In 2021 alone, the American Library Association tracked 729 challenges to library, school, and university materials. For reference, this number was 156 the year before. These books cross genres and topics, from Gender Queer by Maia Kobabe to The Hate U Give by Angie Thomas to The Absolutely True Diary of a Part-Time Indian by Sherman Alexie. The books have very little in common with each other. Some are written centuries apart. Some are children’s books. Some are so hated that they’re burned (Two Boys Kissing by David Levithan and This Day in June by Gale E. Pitman, illustrated by Kristyna Litten).


Yes, these books might feel very different. What does the children’s book And Tango Makes Three and The Handmaid’s Tale have in common? These challenged books are not about the same things. Some are about racial minorities. Anti-police sentiments. LGBTQ+ issues. Sex education. Drug use. They are lumped together as containing “divisive language,” and discussing “too much of a sensitive matter right now.” They are taken off the shelves, put out of sight and out of mind.


This month, we put those books back on the shelves. At BISFA, we are all artists, so we know the importance of art as a conversation starter. Art should make you uncomfortable, make you think, and make you question what you accept as fact. To ban books is to ban voices and erase stories because they challenge the status quo, and if the process continues, it perpetuates the harmful idea that if something is different, it should be silenced.

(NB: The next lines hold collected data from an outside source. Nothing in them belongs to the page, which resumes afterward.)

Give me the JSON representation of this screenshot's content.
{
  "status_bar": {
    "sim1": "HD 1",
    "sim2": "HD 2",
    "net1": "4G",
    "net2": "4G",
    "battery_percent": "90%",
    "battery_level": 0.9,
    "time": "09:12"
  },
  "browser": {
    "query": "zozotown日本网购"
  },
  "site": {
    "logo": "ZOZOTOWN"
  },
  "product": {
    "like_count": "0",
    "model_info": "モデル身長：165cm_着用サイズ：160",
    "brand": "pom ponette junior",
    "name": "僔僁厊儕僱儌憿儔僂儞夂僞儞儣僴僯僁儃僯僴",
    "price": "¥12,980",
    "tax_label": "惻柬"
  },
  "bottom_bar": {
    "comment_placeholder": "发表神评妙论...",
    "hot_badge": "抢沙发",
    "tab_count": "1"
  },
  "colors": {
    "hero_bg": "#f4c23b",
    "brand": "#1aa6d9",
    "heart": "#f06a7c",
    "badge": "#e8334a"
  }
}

We read banned books because we don’t agree with that. With a little bit of empathy, reading books that make you uncomfortable can expand your mind and your heart. This month, we’ll be learning about different books and genres that often face the most challenges, but for now, we focus on the importance of reading them. Reading is a form of resistance. It is to step out of ignorance and accept that, yes, some stories are uncomfortable. That discomfort, that realness, is what makes them worth reading.


Celebrate your freedom to read this month! The best part is, there isn’t just one way to do that. Whether you pick up a classic censored for political satire or a picture book written to teach kids about LGBTQ+ identities, every banned book read is a step towards acceptance. Ask a librarian about banned books this month and read, read, read.